Saturday, June 9, 2018


We begin with a blend of a house set in a forest surround and some exquisite dioramas including rooms in the house we've seen and a little tilt-shift here and there blurs the distinction so that we start wondering which is which. This weaves over an increasingly menacing electronic score that drones under dark corners and bright family portraits alike. This is how an unusual film plays fair. You wouldn't know that from the trailer which tries to sell the film as a kind of James Wan jump scare stravaganza when the film has more in common with Zulawski's Possession or '70s folk horror. The production house, A24, might be a clue here as it's given us such as It Comes at Night, The VVitch and Free Fire, films that crawl under the skin of genre in search of fresh veins. Well, this is another.
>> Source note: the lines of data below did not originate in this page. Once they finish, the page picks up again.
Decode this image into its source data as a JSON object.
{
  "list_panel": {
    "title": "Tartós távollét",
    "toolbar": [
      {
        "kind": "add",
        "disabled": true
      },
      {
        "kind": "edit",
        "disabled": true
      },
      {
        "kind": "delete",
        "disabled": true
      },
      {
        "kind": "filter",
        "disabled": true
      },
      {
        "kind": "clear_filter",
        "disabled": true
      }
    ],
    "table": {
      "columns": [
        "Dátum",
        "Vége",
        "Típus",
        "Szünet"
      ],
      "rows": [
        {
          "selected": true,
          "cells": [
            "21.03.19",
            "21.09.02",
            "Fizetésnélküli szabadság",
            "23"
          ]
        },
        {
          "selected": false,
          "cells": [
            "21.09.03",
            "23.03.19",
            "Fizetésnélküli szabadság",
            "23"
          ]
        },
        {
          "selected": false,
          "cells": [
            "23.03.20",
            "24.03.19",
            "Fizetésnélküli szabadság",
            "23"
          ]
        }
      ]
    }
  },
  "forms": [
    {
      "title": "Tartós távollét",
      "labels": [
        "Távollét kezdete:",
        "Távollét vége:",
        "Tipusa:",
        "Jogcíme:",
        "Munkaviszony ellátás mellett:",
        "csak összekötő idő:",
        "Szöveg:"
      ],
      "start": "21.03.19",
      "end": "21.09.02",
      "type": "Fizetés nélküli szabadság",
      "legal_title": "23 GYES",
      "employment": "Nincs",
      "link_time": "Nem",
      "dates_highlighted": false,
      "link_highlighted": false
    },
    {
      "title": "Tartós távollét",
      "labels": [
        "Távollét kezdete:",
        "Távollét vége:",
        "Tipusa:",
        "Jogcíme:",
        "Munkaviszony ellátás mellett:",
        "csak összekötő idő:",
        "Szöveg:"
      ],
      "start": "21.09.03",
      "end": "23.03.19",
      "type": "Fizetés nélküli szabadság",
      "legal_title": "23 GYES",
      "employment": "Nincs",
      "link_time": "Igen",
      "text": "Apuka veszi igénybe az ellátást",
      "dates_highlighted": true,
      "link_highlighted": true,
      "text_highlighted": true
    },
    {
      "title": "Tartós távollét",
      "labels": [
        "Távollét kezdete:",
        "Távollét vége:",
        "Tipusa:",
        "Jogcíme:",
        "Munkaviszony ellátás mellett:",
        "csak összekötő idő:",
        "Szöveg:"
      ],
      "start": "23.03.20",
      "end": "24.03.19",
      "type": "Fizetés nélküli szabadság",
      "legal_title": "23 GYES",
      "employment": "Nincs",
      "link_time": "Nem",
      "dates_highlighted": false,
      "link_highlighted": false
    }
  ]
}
It begins like a brittle Scandinavian psycho drama as middle aged artist Annie juggles her torn feelings over her domineering mother's death with an exhibition whose deadline looms. She is the maker of the miniatures and burns concentration over them with jeweller's goggles. Her husband Steve is the calm gravitational centre with the easy smile and soft voice. Son Peter has hit his late teens and, while touchy and self-medicating, seems happy enough. The daughter Charlie is the spanner in the works. Slow to develop, she is withdrawn, scratching out severe depictions of the world around her on a sketchpad and constantly nibbling on chocolate. If the awkward tension of the funeral service is unrelieved all the way to Annie's fury at a grief support group isn't already ratcheting high there is one further disaster in store which will turn this hard play on grief into very dark and weird stuff.

That's it this side of spoilers (and boy is this film spoilable). The turns taken by the plot allow a lot of resistance by the film to easy thematic calls. The grief of the first act collides so rockily with rage that neither will serve as the bedrock. The power centre within the family is so unbalanced but the glimpses of warmth are so genuine that there's no easy bone pointing toward disfunction. Charlie is withdrawn and wilful but not beyond communication. The very deliberate physical casting of young actor Milly Shapiro aided by some unsubtle make-up (some shots look like her face is a loose mask) give her the alienating appearance of a young girl with the face of a grown woman. This is clearly intended as unsettling but is both so hard it seems to belong to a different movie and is a central part of this one.

The puzzling shift from the tense domestic drama of the opening act to the flights of grotesquerie of the remainder might remind the adventurous viewer of Ben Wheatley's Kill List. You might well find yourself mentally asking, "wait, when did that happen? Why is that suddenly like that?" While there are no jump scares of the crudeness of those in The Conjuring scenes from the last hour would only grind against earlier ones. So why does it work?

A story that is not afraid of taking sharp turns away from expectation nor cares much if its viewers will see some things coming too early helps. There is far less play on surprise, despite the violence of the changes, than a mounting sense of dreadful inevitability. It can be very clunky but if you're in for the ride (I can imagine many won't be; there were walkouts at my screening) you might even take these aboard as quirks of discovery. If you can go along you will be rewarded the same way that anyone who stuck through the whole Cremaster Cycle were. A film that trod ground similar to that is 2012's bizarre teen drama/body horror/performance art film Excision. Look what happened to that. Never heard of it? That's the point.

What might save Hereditary from Excision's unfair fate is the cast and their performances. Gabriel Byrne's sonorous gravitas makes us warm to him at every appearance. Alex Wolff as Peter gives us a victim whose sincerity burns through some scarifying moments. Ever dependable Ann Dowd shows us a believable folkiness that has another side (her scenes with Annie and seances are a masterclass of two-handed vignettes). Towering over this, though, is the force of Toni Collette who rages, coos, sneers, hisses and envelopes as no one else in a tour de force that is both showy and thankless. Acting like this can bid us overlook plot holes and logic leaps alike, reminding us that this is a story of characters rather than mechanical perfection. Again, not everyone will come to this but those who allow themselves will find real value.

In an interview Toni Collette mentioned without identifying it that there was a moment that audiences consistently laughed at. I noted it as I saw it and it is strange, a shot of puzzling cartoonish violence that vanishes as quickly as it appears. I wondered at it, thinking it was a misstep but then saw a later action that seemed to balance it with a winceable action that takes a little too long to stop (but then has an offscreen result that also might be comic to some). I don't know if that effect was a mistake or a nod to the notion of slapstick in horror and how uneasily it sits with the genuine, unironic grimness surrounding it. I like that I don't know.